Of course, Attenborough’s conclusion, alarming in diagnosis but ambivalent in prescription, shouldn’t come as a surprise. After all, such a position has been the default of green politics for decades; a movement which has been outstanding as an oppositional force but incapable of building coalitions beyond lifestyle or outlining viable alternatives. The vital question is not whether we should consume less although we should but how quickly we can decarbonise our energy systems and, shortly thereafter, sequester Co2 to minimise further warming.

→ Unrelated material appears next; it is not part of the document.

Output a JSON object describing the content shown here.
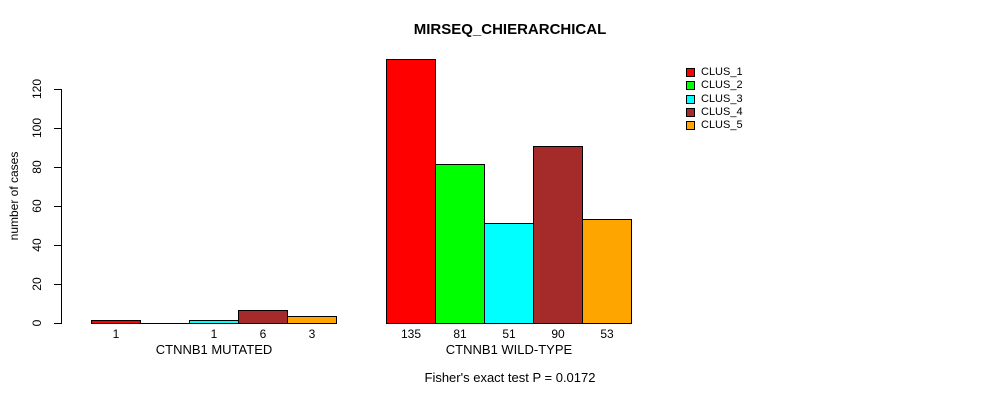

If humankind is responsible for climate change by virtue of becoming an accidental Prometheus, it stands to reason that the appropriate response requires collective action without precedent.

This is also reflected in the politics of many national green parties, including the Green party of England and Wales. It will surely be a matter of historic curiosity that the principal legacy of the party’s one MP at Westminster was to reject a soft Brexit so as to ultimately enable a hard one. But however you feel about Britain’s departure from the EU, either outcome is incredibly minor compared to what is coming this century.

As with Attenborough, here too one sees a chasm between diagnosis and prescription. The Green party claims to favour rapid decarbonisation, yet the necessary steel would seemingly have to be imported from China given they don’t wish for it to be made in the UK. Likewise, the party wants to eliminate fossil fuels immediately but rejects any use of nuclear energy something necessary if you favour an immediate shift. In its last manifesto, the party championed net zero emissions by 2030 but offered little by way of an industrial strategy to get there.

Labour, by contrast, not only had a detailed plan for decarbonisation, but also had it costed. It was in this context one of the greenest manifestos by a major party in history that a senior Green party politician, Molly Scott Cato, said she would have voted for Yvette Cooper instead of Jeremy Corbyn.

 

 

Stroud, the seat where Scott Cato stood on the Unite to Remain ticket in the 2019 election, would see the Tories win by a margin of victory smaller than her share of the vote. The shift from critique and consciousness-raising to offering a serious political alternative is yet to happen.

Underpinning this is an absence of consideration around what coalition has to be built and, most importantly, who is the agent of change. In Labour’s ultimately doomed vision last year, such questions were answered through a partnership of central government, social movements and organised labour. For Attenborough, the analogue is individual consumers changing their energy company to Ecotricity. For the Green party  at least until electoral reform comes about it doesn’t appear to exist at all.

Individual action is useful, of course, but the challenge is so much bigger than that. We need to reconsider agriculture in its entirety and connect the dots between climate change, deforestation and Covid-19 (something which, remarkably, the Greens have so far failed to do).

If nothing else, the 2020s needs to be the decade that greens, and green socialists, get serious about the scale of necessary change and the question of state power. The comfort zone of local action and saying ‘small is beautiful’ is risible given the extent of the challenge, no matter how good it makes us feel.

Aaron Bastani is a Novara Media contributing editor and co-founder.